The U.S. has concluded that gunfire from Israeli military positions most likely killed Palestinian American journalist Shireen Abu Akleh, the State Department said Monday, adding that there was "no reason to believe" her shooting was intentional.
The bullet that killed Abu Akleh, a veteran Al Jazeera reporter, in the occupied West Bank in May was so badly damaged that a forensic analysis overseen by U.S. officials "could not reach a definitive conclusion" about its origin, State Department spokesman Ned Price said in a statement.
Having been granted access to both Israeli and Palestinian investigations over the past few weeks, the U.S. Security Coordinator, the team overseeing the investigation, "concluded that gunfire from IDF positions was likely responsible," Price said. The IDF, or Israel Defense Forces, is the country's military force.
The U.S. investigators "found no reason to believe that this was intentional, but rather the result of tragic circumstances" during an IDF raid on the militant group Islamic Jihad "following a series of terror attacks in Israel," the statement said.
Investigations by the United Nations and a slew of independent Western media organizations found that Israeli fire was to blame. But word from Washington, so often the mediator in the broader Israeli-Palestinian conflict, will be seen as significant.
The IDF said in its own statement that the source of the gunfire could not be determined, adding that it had "conclusively determined that no IDF soldier deliberately fired at Ms. Abu Akleh."
Hussein Al Sheikh, the head of the civil affairs department of the Palestinian Authority, tweeted that the Israeli "occupation" government "bears responsibility for the assassination."
The Israeli human rights group B'Tselem said the investigation was a "U.S.-backed whitewash." It criticized Washington in a statement for seeking to "dismiss" the killing as an accident "and not as a crime for which those responsible should be held to account."

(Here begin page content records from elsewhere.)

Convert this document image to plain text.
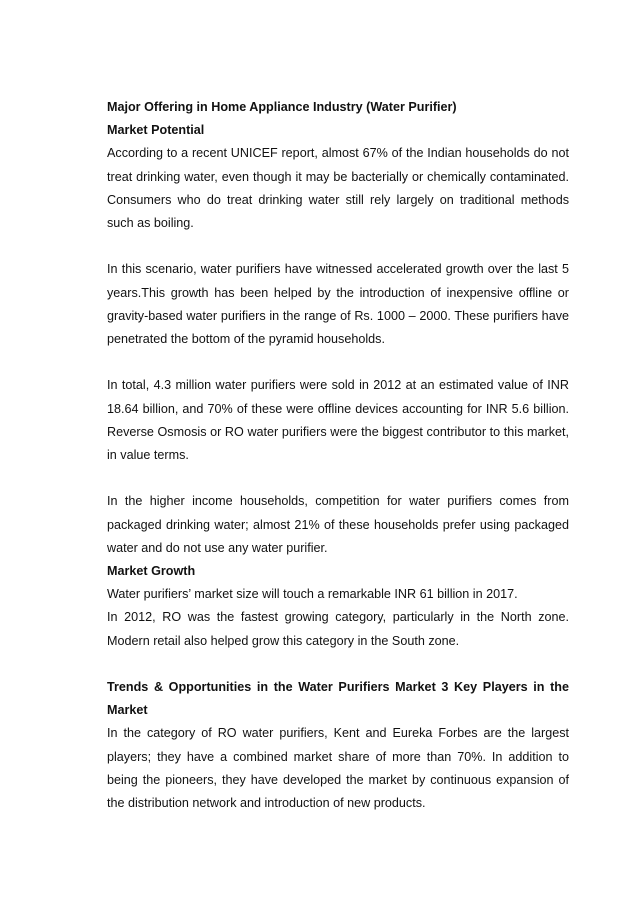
Major Offering in Home Appliance Industry (Water Purifier)

Market Potential

According to a recent UNICEF report, almost 67% of the Indian households do not treat drinking water, even though it may be bacterially or chemically contaminated. Consumers who do treat drinking water still rely largely on traditional methods such as boiling.

In this scenario, water purifiers have witnessed accelerated growth over the last 5 years.This growth has been helped by the introduction of inexpensive offline or gravity-based water purifiers in the range of Rs. 1000 – 2000. These purifiers have penetrated the bottom of the pyramid households.

In total, 4.3 million water purifiers were sold in 2012 at an estimated value of INR 18.64 billion, and 70% of these were offline devices accounting for INR 5.6 billion. Reverse Osmosis or RO water purifiers were the biggest contributor to this market, in value terms.

In the higher income households, competition for water purifiers comes from packaged drinking water; almost 21% of these households prefer using packaged water and do not use any water purifier.

Market Growth

Water purifiers’ market size will touch a remarkable INR 61 billion in 2017.

In 2012, RO was the fastest growing category, particularly in the North zone. Modern retail also helped grow this category in the South zone.

Trends & Opportunities in the Water Purifiers Market 3 Key Players in the Market

In the category of RO water purifiers, Kent and Eureka Forbes are the largest players; they have a combined market share of more than 70%. In addition to being the pioneers, they have developed the market by continuous expansion of the distribution network and introduction of new products.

Abu Akleh was shot dead as she was covering the raid in the West Bank on May 11. Her killing and the ensuing feud, as well as an Israeli police crackdown at her funeral, have stoked tensions between the two sides before a visit by President Joe Biden.
The Palestinians accuse the Israeli military of killing her deliberately. Israel denies that, saying Abu Akleh may have been hit by errant fire from one of its soldiers or by nearby Palestinian gunmen who it said were clashing with its forces.
Al Jazeera staff members who witnessed the incident, as well as another reporter who was wounded, have said Israeli forces fired the shots that killed their colleague.
Reporters who were with Abu Akleh, including one who was shot and wounded, said there were no clashes or Palestinian militants in the immediate area when she was killed. All of them were wearing protective equipment that clearly identified them as members of the media.
Last month the U.N. human rights office said its investigations had found that she was killed by IDF fire and not indiscriminate shots from Palestinians, as Israel claims.
Under increasing international and domestic pressure, Israel asked the Palestinians to hand over the bullet that killed Abu Akleh so it could perform forensic analysis to determine who fired it. The Palestinians did so only after Washington got involved, although there was disagreement about exactly what that entailed.
Palestinian officials said they had handed over the bullet to U.S. officials with assurances that Israel would not conduct the ballistics tests; Israeli officials made it clear that it would be their test with oversight by U.S. officials.
The U.S. Security Coordinator, a team made up of Defense Department officials assigned to the State Department, said in its statement that it had overseen and been granted full access to the analysis.
Washington “continues to encourage cooperation” between Israel and the Palestinian Authority, Price’s statement said. “We will remain engaged with Israel and the PA on next steps and urge accountability. We again offer our deepest condolences to the Abu Akleh family.”